Salvados investigates the origins of Ciudadanos, in that electoral photo of Rivera naked and the warm reception that some circles of power gave him at a time when citizen outrage was being capitalized by a new party called Podemos. Among the testimonies of these former leaders there are allusions to the gossip that the Ibex was behind the ‘orange’ party. Villacís ironizes and assures that Rivera himself “said that if the Ibex wanted to govern that it should stand in the elections.” Garicano directly describes it as “an absurd and conspiracy theory.”
The deputy mayor of Madrid recalls what it cost them to achieve success: “We were a party that did not exist as a political space and in a few years we became 57 [diputados]”, she says with pride, and adds that even then she knew that” there were many parties that wanted to kill Albert Rivera. “Girauta ruled that” the history of Ciudadanos is the history of Albert Rivera. “” Without Rivera, there are no Ciudadanos. ” For the MEP and economic guru of the party, Luis Garicano, Rivera symbolizes “the flight of Icarus, who does not fly very high, very high and when he reaches so high his wings melt and he falls.”
The report also goes back to the motion of censure that Pedro Sánchez presented to Mariano Rajoy in 2018 and that managed to elevate Moncloa. Toni Roldán and Luis Garicano acknowledge that their presentation caught them “completely out of the game”, and left the leader “out of place”, but Villacís once again contradicted them and affirmed that “we knew it was going to happen”. The former PP parliamentary spokesman, Rafael Hernando, also gives his opinion here: “If you place yourself in the center of the road there is a moment when those who go or those who come run over you,” he says.

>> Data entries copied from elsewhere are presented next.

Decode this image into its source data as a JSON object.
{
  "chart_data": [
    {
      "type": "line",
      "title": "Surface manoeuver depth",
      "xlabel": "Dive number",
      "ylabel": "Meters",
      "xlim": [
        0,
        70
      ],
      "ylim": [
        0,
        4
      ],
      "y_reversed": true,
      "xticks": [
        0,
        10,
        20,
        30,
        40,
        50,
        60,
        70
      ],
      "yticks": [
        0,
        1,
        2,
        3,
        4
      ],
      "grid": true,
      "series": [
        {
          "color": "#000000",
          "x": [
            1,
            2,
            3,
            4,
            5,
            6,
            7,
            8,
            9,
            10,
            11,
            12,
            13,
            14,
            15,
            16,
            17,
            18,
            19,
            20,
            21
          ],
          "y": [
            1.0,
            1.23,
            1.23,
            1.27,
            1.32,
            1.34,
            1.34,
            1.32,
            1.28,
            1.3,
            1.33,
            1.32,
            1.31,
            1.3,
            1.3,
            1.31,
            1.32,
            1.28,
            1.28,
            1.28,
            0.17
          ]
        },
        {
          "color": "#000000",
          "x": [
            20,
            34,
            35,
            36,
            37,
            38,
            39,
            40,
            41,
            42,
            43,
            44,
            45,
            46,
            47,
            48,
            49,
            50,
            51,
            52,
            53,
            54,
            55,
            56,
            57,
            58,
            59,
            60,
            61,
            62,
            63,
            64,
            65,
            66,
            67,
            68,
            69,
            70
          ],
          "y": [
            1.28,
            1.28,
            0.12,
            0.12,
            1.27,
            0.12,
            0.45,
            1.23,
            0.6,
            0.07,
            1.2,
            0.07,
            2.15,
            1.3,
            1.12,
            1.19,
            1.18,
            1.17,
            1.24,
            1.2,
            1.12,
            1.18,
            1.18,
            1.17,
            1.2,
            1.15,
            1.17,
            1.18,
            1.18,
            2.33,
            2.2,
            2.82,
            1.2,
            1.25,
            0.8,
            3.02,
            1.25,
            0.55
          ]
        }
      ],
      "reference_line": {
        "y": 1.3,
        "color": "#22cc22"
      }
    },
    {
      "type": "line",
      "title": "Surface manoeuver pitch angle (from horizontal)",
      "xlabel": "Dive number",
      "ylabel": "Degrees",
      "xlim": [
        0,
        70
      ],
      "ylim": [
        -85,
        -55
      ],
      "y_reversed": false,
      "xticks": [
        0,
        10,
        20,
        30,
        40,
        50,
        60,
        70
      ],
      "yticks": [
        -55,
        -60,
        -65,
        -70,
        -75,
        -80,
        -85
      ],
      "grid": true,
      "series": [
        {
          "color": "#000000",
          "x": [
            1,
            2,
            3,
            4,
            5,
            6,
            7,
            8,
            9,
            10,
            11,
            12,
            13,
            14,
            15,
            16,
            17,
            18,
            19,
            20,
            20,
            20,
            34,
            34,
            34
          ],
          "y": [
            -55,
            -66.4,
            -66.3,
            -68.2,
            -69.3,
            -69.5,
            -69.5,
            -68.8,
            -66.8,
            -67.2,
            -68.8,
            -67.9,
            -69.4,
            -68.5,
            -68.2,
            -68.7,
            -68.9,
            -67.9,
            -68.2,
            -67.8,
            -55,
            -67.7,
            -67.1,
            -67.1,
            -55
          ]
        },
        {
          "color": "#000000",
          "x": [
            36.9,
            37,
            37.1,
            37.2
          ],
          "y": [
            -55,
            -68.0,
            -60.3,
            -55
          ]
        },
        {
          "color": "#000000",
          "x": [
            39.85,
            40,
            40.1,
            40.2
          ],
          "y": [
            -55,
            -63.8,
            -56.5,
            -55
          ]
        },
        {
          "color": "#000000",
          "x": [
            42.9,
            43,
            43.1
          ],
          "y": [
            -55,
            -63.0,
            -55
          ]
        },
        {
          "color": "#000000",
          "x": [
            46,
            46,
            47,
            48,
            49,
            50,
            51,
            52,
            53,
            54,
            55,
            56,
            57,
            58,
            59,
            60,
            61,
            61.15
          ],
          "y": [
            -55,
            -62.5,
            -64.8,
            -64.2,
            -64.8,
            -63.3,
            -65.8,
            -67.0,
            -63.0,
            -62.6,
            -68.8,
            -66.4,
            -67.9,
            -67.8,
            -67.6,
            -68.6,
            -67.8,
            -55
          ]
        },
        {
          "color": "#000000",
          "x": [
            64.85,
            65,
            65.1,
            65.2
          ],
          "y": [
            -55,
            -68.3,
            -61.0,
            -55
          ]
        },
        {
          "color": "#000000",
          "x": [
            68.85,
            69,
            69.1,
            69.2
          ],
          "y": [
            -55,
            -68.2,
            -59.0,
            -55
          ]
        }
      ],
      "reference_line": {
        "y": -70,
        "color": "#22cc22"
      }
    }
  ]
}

The parliamentary exporter of Ciudadanos, Juan Carlos Girauta, and that of the PP, Rafael Hernando, tell details of how they lived in first person the negotiations between their parties to close that investiture agreement between the two formations and about the relations between Rajoy and Rivera. “It was a very correct relationship, between two educated people but there was a very big generational leap,” says Girauta. Both report that there was a dinner in Moncloa for both negotiating delegations to celebrate the closing of that agreement. At the event, according to Girauta, neither Rajoy nor Rivera “caught the jokes” that were thrown at each other, which showed that “there was a sidereal distance” between them. Despite everything, Hernando remembers that dinner as “entertaining and fun” and reveals that they agreed to celebrate another “that never happened.”
Salvados recounts some ins and outs of the tremendous defeat suffered by the party on November 11, 2019, a few months after the sweet victory of April 28. Rivera’s campaign left the parliamentary group in ten seats and the leader resigned. Girauta acknowledges that it was “a political catastrophe” and adds that Ciudadanos “already died” with him. For Garicano “it was the end of an era.” “A very hard blow,” Villacís sentenced. Toni Roldán admits that he thought: “Look what you’ve achieved Albert.” “It was a deserved punishment”, sentence.